6
Yorum
5
Beğeni
0,0
Puan
927
Okunma
Öyle gariban gariban oturma yüreğim parçalanacak; adalar düzlüğünde tüneyen Meho’nun Turnası senden daha şen şakrak, kanepenin bir köşesine emanetçi dünürcüler gibi ilişmen hoş değil. Odanın karanlığında saklamana gerek yok. Buradan görüyorum seni, kukuma kuşu gibi ne düşünüp durursun? Karadeniz’de batmadı ya gemilerin.
Neee?... Kavga mı ettin hanımla yine, ayıp sana; al bir iki gül, bilemedin karanfil dalını…
Kız üniversiteyi bitirdi, diplomalı hem de, başvurmadık yer kalmadı iş için. Oğlan dersen; işleri hepten kesat, borçlar, senetler, krediler ayyuka… yani, anlayacağınız sermaye kediye yüklendi…
Amaan… adam sen de. Dünya malı dünyada kalır, hele üzüldüğün şeye bak.

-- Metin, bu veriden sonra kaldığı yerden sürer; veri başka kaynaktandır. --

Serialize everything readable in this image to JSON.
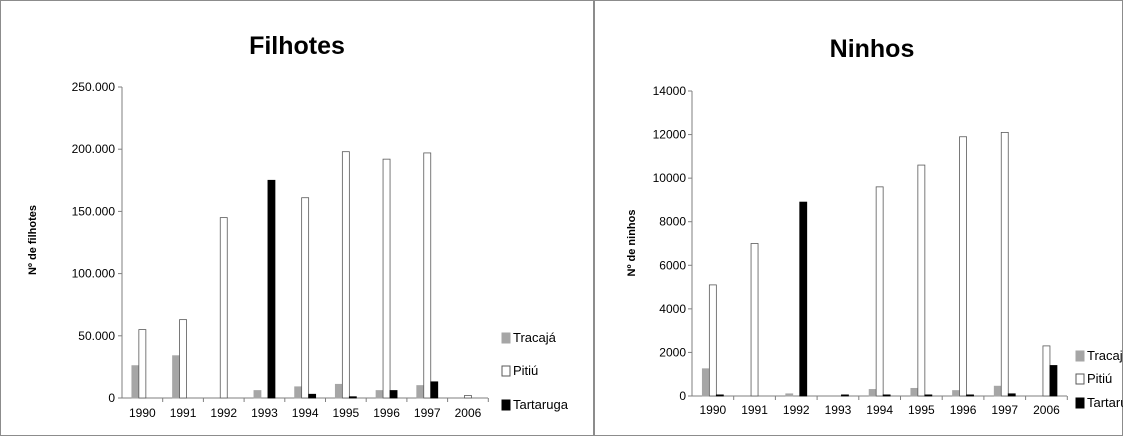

Bugün kendine bir iyilik yap, kendin ol derim; şöyle pahalısından bir hediye al kendine ya da üst baş… Olmadı; koş şehri muazzamın caddelerine kaldırım üzerinde çayhaneler çok, oturuver kürsülerin birine, önüne konsun çayın pullusu ve de limonlusu… gelene bakarsın, ama gidenin ardından sakın konuşma. Haa, yeni ürünlerden renkli kehribar tesbihi elinden düşürme sakın, fiyakası bir başkadır.
Yine olmadı!..
O zaman bugün kendi evinin misafiri ol, tavsiyemdir. Şöyle kuruluver başköşeye, keyfine bak. Ne yani? Kendi evine misafir olamaz mı insan?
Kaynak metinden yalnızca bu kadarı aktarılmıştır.